Il pericolo del pedofilo è un pericolo reale per il bambino e non possiamo pretendere che il piccolo si difenda da solo. Il bambino, non è in grado di difendersi perché è tipico del periodo della crescita mantenere un atteggiamento di fiducia nei confronti del mondo esterno e quando questa fiducia viene colpita o sconfessata, la relazione che il bambino stabilisce con il mondo rimane amputata, e finisce per costituire un limite grave al suo sviluppo psicologico. Insegnare a difendersi non significa insegnare a sospettare di tutto, perché il clima di sospetto blocca il bambino, che non esplora più il mondo, non fa più le esperienze che lo fanno crescere. La libertà, la spensieratezza, la fiducia sono beni troppo preziosi per essere immolati sull’altare della paura. Ad un bambino non si può insegnare la diffidenza, anzi è importante educarlo a voler bene, a stabilire relazioni positive, a rispettare se stesso e gli altri perché è qui il punto: è nel rispetto di se stessi la chiave della protezione e dell’autoprotezione.

Per quanto riguarda la protezione dei minori, prevenire significa innanzitutto favorire e potenziare tutte quelle condizioni individuali, familiari e sociali che proteggono un bambino, ostacolando il verificarsi di un abuso. È importante ricordare che una prevenzione efficace parte, ancor prima che da interventi strutturati e focalizzati sul tema dell’abuso o della pedofilia, da un contesto educativo e familiare capace di dare ascolto al bambino e ai suoi bisogni, nelle differenti fasi evolutive.
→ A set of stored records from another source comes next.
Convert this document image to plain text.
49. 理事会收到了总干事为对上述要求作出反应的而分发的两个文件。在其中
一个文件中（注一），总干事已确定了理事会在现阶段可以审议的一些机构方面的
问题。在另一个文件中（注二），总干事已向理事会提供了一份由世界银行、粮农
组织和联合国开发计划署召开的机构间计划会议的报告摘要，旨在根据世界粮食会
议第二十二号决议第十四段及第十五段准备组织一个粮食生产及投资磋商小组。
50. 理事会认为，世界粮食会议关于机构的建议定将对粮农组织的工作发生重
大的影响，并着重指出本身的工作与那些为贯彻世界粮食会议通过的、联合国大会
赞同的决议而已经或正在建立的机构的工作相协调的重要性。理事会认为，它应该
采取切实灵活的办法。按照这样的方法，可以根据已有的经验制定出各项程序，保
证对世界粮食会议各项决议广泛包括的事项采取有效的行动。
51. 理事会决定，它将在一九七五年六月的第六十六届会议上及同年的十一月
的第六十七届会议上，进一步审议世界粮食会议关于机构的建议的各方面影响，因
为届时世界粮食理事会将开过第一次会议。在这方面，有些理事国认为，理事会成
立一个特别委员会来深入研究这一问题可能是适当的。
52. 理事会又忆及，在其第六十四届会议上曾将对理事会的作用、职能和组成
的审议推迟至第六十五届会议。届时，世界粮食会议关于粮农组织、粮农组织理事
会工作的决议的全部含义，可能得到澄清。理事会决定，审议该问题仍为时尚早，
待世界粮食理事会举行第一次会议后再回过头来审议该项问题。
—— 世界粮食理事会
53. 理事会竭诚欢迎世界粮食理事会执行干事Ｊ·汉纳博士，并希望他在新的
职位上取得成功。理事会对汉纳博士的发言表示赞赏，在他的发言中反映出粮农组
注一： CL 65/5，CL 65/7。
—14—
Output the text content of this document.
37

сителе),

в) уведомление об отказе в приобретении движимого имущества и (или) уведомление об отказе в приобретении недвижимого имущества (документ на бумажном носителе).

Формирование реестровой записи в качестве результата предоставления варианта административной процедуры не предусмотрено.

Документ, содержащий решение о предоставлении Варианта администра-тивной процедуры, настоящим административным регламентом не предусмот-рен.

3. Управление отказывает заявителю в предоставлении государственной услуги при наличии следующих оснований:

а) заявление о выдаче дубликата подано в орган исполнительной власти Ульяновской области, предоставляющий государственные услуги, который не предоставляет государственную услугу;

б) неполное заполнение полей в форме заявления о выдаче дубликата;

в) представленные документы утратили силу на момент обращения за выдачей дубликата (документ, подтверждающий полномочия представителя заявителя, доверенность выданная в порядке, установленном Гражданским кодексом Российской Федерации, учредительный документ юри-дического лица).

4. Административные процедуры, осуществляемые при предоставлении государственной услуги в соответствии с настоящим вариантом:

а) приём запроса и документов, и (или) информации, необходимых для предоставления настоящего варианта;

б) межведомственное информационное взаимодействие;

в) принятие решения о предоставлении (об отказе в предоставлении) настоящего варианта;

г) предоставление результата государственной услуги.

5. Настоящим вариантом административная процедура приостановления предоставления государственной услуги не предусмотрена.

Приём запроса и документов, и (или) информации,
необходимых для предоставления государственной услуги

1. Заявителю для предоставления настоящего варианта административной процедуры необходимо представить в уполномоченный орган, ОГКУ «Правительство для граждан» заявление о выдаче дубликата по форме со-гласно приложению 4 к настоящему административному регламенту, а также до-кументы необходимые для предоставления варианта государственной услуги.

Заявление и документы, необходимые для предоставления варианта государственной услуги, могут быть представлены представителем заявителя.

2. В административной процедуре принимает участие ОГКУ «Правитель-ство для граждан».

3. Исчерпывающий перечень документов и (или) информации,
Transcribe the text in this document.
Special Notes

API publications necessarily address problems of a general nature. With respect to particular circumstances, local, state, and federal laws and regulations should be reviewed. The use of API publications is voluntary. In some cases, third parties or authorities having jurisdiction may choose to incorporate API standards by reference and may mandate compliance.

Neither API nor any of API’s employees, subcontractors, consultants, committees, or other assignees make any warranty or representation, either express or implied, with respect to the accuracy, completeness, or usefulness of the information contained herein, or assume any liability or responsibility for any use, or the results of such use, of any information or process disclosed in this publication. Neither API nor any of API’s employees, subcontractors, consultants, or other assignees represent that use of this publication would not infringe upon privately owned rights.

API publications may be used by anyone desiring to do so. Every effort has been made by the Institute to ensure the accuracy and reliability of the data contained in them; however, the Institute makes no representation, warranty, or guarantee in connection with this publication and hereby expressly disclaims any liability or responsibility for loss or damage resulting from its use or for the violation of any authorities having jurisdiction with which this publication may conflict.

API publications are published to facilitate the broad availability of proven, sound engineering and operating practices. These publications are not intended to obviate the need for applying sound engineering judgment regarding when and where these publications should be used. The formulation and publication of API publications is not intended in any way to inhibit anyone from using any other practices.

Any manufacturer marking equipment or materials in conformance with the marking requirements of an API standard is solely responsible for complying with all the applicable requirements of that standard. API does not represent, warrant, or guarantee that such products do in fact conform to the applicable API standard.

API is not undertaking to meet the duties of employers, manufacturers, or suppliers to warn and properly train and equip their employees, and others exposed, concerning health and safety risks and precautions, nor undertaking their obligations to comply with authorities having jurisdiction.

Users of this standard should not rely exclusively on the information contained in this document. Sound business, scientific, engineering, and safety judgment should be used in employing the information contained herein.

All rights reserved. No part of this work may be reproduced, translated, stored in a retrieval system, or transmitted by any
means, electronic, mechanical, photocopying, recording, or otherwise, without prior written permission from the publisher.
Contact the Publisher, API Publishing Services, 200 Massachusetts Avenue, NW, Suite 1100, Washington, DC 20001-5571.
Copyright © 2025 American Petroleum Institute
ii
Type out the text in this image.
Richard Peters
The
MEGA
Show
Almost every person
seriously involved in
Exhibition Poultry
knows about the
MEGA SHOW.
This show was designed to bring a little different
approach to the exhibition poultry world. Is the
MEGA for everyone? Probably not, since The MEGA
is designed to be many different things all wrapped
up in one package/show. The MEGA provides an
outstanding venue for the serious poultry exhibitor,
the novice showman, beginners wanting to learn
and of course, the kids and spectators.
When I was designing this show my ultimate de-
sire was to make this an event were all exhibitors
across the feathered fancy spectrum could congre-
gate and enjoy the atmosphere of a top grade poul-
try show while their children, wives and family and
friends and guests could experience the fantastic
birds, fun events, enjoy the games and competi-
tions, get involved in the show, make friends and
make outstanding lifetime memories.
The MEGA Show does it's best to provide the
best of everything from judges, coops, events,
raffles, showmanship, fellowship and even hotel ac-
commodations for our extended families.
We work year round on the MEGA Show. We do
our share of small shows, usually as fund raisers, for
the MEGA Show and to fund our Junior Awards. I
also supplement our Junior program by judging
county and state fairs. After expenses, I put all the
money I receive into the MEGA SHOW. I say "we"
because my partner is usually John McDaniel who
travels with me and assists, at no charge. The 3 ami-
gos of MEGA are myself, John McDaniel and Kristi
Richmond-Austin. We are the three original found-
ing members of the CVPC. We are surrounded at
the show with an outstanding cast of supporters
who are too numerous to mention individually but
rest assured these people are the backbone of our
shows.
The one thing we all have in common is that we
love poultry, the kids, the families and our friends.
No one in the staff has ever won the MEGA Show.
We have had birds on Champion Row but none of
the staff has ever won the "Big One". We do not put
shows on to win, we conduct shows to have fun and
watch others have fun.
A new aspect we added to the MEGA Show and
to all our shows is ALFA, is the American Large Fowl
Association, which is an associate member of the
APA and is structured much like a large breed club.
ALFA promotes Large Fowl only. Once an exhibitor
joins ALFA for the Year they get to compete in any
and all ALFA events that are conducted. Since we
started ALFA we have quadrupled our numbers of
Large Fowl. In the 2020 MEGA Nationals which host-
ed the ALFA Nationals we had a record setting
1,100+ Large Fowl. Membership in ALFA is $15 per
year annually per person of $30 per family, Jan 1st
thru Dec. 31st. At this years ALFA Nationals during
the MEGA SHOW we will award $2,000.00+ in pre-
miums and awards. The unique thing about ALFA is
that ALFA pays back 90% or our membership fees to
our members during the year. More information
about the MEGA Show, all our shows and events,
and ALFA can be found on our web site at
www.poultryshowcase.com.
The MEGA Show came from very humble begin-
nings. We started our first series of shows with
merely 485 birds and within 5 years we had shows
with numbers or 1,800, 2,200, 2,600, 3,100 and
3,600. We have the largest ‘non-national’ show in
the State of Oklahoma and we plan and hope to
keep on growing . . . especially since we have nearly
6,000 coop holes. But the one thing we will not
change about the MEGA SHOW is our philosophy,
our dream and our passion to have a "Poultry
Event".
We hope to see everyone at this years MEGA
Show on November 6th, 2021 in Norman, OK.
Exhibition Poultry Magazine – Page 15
Per la maggior parte dei bambini un evento traumatico è una nuova esperienza e come tutte le nuove esperienze ignote, creano confusione e paura. Il trauma può modificare il significato che il bambino ha del mondo, un evento traumatico infatti mette in discussione le convinzioni di stabilità e di sicurezza che il bambino ha della realtà che lo circonda. I bambini piccoli molte volte non possono capire cosa è successo e saranno spaventati e confusi dalla reazioni dei loro fratelli e sorelle o di chi si prende cura di loro.

Nel periodo successivo al trauma il bambino cercherà di riorganizzare, rivalutare e recuparare il  significato del  mondo  prima del trauma. Molti dei sintomi emotivi, comportamentali e cognitivi nella fase acuta  post-traumatica è dovuto a questo recupero di significato.

L’ascolto e l’educazione emotiva costituiscono, dunque, i capisaldi della prevenzione primaria: ascoltare i bambini, ogni loro curiosità, dubbio o paura, è la prerogativa fondamentale per comprenderne i bisogni ed offrire loro risposte adeguate. Allo stesso modo, se un bambino è aiutato a riconoscere le emozioni, ad esprimerle e a gestirle, più facilmente saprà riconoscere una situazione di difficoltà e saprà chiedere aiuto.